There is a lot going on in this thread. The claim is that Copilot has been trained using free and open source software, and that a lot of the code is under the GPL. This is a viral licence that contains a copyleft obligation of releasing the derivative code using the terms of the same GPL licence (more on that from this ancient article from Yours Truly). The argument here is that because Copilot has been trained under the GPL, the resulting code should be released under the GPL because it would be a derived work from the original code. So Microsoft can expect a large class-action suit from thousands of developers.

I strongly disagree.

Firstly, there’s no indication that Codex and Copilot have been trained exclusively using GPL code. As of 2017, 20% of open source projects were using the GPL v2 or v3 licences, with most projects using more permissible licences such as MIT and Apache. Secondly, there appears to be an assumption that the resulting code is derived from the code that was used to train it, and as I have explained, this is not the case at all. Derivation, modification, or adaptation (depending on your jurisdiction) has a specific meaning within the law and the licence. In the extremely unlikely case that there is code in Copilot that is identical to some code found in a GPL repository, and that was used to train Codex, it would still need to meet the definition of modification.
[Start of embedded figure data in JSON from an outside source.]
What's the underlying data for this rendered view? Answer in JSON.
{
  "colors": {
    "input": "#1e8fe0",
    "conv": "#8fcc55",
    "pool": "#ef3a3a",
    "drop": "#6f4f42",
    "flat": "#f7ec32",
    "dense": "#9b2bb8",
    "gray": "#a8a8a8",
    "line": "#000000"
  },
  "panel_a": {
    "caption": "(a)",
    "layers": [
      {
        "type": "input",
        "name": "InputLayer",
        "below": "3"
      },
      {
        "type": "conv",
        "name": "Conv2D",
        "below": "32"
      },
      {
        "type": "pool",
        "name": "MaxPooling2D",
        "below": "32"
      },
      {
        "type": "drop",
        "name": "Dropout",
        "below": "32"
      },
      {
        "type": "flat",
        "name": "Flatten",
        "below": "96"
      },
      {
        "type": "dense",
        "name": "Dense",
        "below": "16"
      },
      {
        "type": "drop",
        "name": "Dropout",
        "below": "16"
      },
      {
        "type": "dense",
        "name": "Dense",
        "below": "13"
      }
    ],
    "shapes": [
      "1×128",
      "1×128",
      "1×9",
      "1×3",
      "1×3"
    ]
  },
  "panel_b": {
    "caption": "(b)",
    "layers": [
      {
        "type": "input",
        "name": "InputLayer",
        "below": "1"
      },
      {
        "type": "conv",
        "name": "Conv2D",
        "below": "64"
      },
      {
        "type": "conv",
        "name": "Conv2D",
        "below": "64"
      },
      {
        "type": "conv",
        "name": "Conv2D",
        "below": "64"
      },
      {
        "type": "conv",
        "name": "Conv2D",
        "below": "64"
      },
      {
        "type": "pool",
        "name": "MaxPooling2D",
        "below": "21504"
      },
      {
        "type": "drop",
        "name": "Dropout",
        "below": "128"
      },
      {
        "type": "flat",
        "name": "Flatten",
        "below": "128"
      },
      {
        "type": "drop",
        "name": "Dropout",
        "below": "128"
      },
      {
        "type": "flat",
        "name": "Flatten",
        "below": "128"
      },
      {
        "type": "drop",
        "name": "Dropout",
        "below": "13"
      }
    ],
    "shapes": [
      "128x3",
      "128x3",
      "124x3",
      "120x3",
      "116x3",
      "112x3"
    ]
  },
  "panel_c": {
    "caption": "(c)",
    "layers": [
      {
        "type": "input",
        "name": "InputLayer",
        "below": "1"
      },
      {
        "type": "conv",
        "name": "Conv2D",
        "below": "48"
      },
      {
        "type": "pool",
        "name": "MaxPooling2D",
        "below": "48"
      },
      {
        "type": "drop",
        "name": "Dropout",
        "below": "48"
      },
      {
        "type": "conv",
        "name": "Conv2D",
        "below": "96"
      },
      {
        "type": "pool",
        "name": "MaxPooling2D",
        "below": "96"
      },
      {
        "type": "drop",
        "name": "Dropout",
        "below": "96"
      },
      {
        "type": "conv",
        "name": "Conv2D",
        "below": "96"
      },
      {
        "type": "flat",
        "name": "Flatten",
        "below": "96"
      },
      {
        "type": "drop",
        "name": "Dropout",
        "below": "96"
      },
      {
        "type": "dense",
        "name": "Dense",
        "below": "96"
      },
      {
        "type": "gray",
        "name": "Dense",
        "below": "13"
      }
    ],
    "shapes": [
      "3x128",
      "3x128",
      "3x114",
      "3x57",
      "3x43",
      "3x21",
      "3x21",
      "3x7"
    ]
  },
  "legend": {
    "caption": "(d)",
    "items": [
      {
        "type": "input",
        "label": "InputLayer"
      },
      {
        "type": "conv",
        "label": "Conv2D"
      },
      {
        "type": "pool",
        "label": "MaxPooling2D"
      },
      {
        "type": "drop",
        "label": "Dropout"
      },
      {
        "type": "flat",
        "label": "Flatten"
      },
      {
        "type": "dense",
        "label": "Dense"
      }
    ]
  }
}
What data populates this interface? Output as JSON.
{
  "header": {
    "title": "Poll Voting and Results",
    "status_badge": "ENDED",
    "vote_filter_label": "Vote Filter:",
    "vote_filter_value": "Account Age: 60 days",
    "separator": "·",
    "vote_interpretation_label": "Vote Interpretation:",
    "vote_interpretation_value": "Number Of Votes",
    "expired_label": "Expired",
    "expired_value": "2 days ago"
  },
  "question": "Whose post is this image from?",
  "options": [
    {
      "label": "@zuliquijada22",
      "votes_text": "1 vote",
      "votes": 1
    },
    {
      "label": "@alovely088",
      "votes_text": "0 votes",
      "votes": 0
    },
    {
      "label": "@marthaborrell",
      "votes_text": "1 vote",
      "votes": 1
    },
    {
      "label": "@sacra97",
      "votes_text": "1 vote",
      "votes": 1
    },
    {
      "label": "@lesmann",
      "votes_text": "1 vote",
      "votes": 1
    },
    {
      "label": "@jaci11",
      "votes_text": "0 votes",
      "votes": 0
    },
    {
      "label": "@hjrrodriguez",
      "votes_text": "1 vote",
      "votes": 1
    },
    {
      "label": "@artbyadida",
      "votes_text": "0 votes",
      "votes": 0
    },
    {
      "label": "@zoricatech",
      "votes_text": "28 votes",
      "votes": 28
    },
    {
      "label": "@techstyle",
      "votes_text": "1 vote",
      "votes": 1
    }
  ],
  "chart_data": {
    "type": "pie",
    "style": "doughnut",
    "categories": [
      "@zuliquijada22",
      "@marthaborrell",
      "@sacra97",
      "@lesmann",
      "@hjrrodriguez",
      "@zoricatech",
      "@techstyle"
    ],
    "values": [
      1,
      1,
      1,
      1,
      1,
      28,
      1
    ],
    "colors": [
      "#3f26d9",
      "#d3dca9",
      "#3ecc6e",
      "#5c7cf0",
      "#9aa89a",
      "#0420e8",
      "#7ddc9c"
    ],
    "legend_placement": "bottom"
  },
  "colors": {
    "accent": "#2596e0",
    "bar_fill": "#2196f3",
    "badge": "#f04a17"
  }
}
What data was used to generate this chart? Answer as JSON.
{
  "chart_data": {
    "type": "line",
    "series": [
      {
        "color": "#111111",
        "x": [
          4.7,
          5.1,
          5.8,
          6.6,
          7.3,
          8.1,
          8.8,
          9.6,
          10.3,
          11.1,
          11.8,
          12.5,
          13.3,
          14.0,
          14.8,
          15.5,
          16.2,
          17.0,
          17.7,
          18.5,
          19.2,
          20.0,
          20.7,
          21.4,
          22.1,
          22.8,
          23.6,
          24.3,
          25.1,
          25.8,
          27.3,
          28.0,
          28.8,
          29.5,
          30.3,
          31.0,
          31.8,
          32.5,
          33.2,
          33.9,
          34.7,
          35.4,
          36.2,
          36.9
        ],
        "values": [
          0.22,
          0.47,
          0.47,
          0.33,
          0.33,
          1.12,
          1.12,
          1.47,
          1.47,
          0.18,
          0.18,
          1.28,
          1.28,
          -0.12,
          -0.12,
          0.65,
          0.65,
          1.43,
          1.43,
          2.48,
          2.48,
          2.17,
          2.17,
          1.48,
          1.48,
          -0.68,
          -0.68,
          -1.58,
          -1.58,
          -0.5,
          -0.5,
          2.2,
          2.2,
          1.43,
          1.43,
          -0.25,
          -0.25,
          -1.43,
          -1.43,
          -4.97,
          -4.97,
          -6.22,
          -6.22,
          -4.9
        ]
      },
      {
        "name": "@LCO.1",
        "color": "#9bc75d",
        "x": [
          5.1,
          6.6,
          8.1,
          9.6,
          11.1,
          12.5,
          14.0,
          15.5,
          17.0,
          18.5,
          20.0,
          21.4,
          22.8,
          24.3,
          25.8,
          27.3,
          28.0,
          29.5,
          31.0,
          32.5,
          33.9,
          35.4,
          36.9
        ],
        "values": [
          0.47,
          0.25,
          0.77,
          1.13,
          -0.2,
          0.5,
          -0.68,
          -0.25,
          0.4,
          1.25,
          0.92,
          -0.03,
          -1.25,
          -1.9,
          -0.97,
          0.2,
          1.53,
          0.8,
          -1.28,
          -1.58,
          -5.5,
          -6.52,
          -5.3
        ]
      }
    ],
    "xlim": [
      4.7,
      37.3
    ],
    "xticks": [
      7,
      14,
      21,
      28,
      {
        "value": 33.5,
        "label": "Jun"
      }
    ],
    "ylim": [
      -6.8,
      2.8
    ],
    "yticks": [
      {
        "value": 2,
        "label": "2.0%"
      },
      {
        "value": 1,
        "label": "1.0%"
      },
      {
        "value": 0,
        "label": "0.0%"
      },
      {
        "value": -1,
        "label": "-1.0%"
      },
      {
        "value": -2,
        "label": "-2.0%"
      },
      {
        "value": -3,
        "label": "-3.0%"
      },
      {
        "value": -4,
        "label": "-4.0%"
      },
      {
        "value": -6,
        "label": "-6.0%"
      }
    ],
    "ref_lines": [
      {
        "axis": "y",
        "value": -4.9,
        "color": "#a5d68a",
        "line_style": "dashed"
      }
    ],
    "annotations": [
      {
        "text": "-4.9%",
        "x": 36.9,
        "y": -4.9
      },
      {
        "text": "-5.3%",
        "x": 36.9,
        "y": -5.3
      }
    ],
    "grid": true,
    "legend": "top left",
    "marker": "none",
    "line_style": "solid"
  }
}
The GPL v3 states that code can only be used in another project if it is a modified version of it, and it defines modification thus:

“To “modify” a work means to copy from or adapt all or part of the work in a fashion requiring copyright permission, other than the making of an exact copy. The resulting work is called a “modified version” of the earlier work or a work “based on” the earlier work.”

This is very clever wording. You only need to comply with the licence if you modify the work, and this is done only if your code is based on the original to the extent that it would require a copyright permission, otherwise it would not require a licence. As I have explained, I find it extremely unlikely that similar code copied in this manner would meet the threshold of copyright infringement, there is not enough code copied, and even if there is, it appears to be mostly very basic code that is common to other projects.
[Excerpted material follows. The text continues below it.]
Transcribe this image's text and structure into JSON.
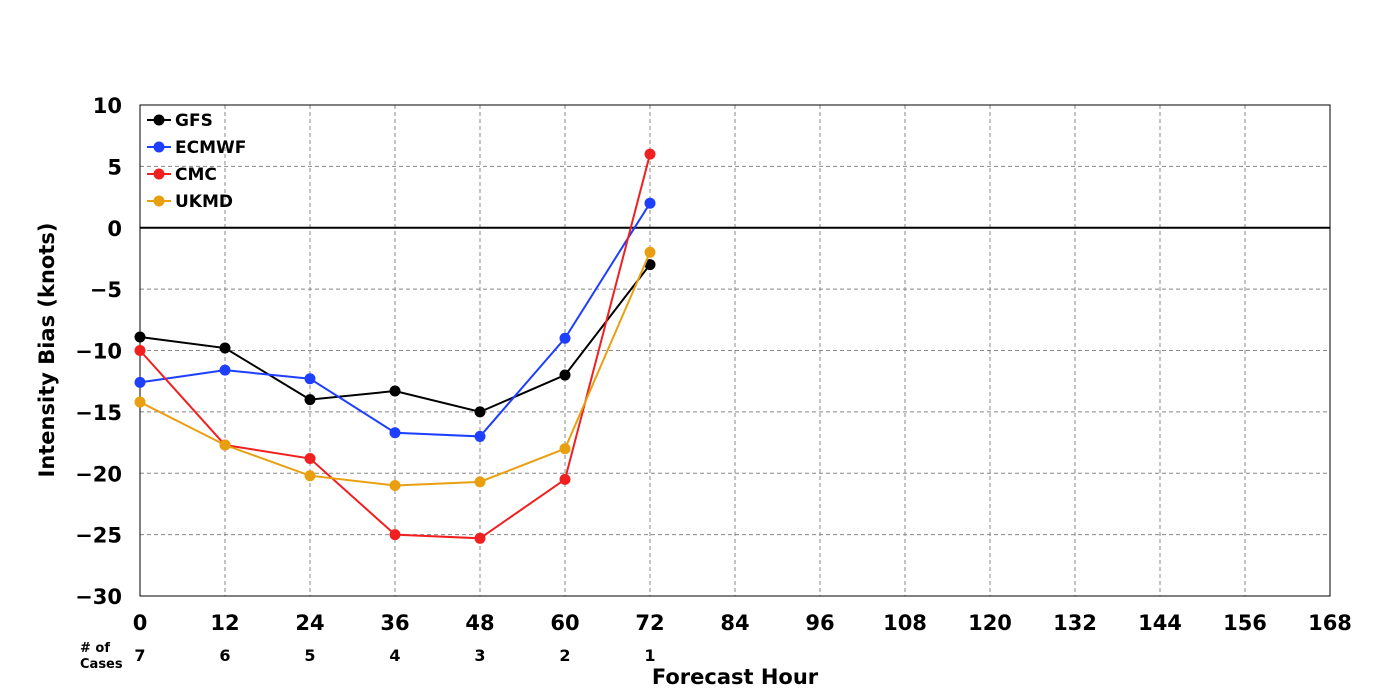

But there is also an ethical question here. People share code for the betterment of society, and while copyleft used to be popular early on, the software industry has been moving towards less problematic and more permissive licences. The spirit of open source is to share code, and make it possible to use it to train machine learning.

Having said that, I understand why people may object to their code being used to train commercial ML, but that is another question. In my opinion, this is neither copyright infringement nor licence breach, but I’m happy to be convinced of the contrary.

ETA: Neil Brown has an excellent take on the subject. It’s worth adding that ML training is increasingly considered to be fair use in the US (Google Books), and fair dealing under data mining exceptions in other countries.